Harford County Opens Agricultural Center in Street to Improve Efficiency, Collaboration for Ag Community



County Executive Barry Glassman (center right) and area officials gathering for a ceremonial ribbon-cutting at the Harford County Agricultural Center in Street.


County Executive Barry Glassman welcomed area officials on Saturday, May 5 for a ceremonial ribbon-cutting at Harford County’s new Agricultural Center located at 3525 Conowingo Road in Street. Operating since January, the Center successfully consolidated several agencies serving the agricultural community under one roof to improve efficiency and collaboration. The Center will also promote the future sustainability of the agricultural industry while serving as an educational resource center.


“Now that we’re together, it’s easy to walk across the hall to ask questions or touch base on projects and activities,” said Alice Archer, secretary/treasurer of the Harford County Farm Bureau. “Many of our efforts cross-pollinate between our organizations, so it’s a great advantage to be in meetings together or to share what’s happening with our respective boards and committees. Additionally, new partnerships have formed. For example, with Harford Community College and the agricultural community, and with Steppingstone Museum.”


The consolidation of state and local organizations at the Center will save Harford County government $52K in rent per year and will generate approximately $27K in lease income. Future phases of the project include an open-air farmers’ market, agriculture expo center, and a walking trail connecting to county-owned open space adjacent to the property.

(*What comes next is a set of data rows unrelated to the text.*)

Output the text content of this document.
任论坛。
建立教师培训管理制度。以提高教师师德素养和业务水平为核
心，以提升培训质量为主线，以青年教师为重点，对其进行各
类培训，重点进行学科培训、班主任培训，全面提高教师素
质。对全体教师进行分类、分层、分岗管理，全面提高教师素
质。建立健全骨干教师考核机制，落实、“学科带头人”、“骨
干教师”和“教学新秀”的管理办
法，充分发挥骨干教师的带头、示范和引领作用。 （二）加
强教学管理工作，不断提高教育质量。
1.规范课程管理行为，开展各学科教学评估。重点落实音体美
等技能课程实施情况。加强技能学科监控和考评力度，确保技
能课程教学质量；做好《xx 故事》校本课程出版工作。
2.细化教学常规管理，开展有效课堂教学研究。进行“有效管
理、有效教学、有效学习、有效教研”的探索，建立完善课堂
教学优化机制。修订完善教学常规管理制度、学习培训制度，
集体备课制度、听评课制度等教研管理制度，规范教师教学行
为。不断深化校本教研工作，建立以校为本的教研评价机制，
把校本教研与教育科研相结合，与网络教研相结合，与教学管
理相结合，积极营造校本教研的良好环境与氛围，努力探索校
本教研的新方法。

Current tenants of the Center are Harford County Soil Conservation District (state and local offices), University of Maryland Extension Office, Maryland Department of Forest Pest Management, and the Harford County Farm Bureau.  The site includes adequate parking for staff and visitors, a large meeting room with a teaching kitchen, and two conference rooms. The Center has additional space available to accommodate the federal Farm Service Agency and Natural Resource Conservation Service in the future.


Rather than construct a new facility the County purchased the existing building, formerly the location of Glen Echo Furniture, and constructed the new parking lot and additional improvements. The Center is next door to the historic Joesting-Gorsuch House, which the Glassman administration saved, relocated and restored in 2016.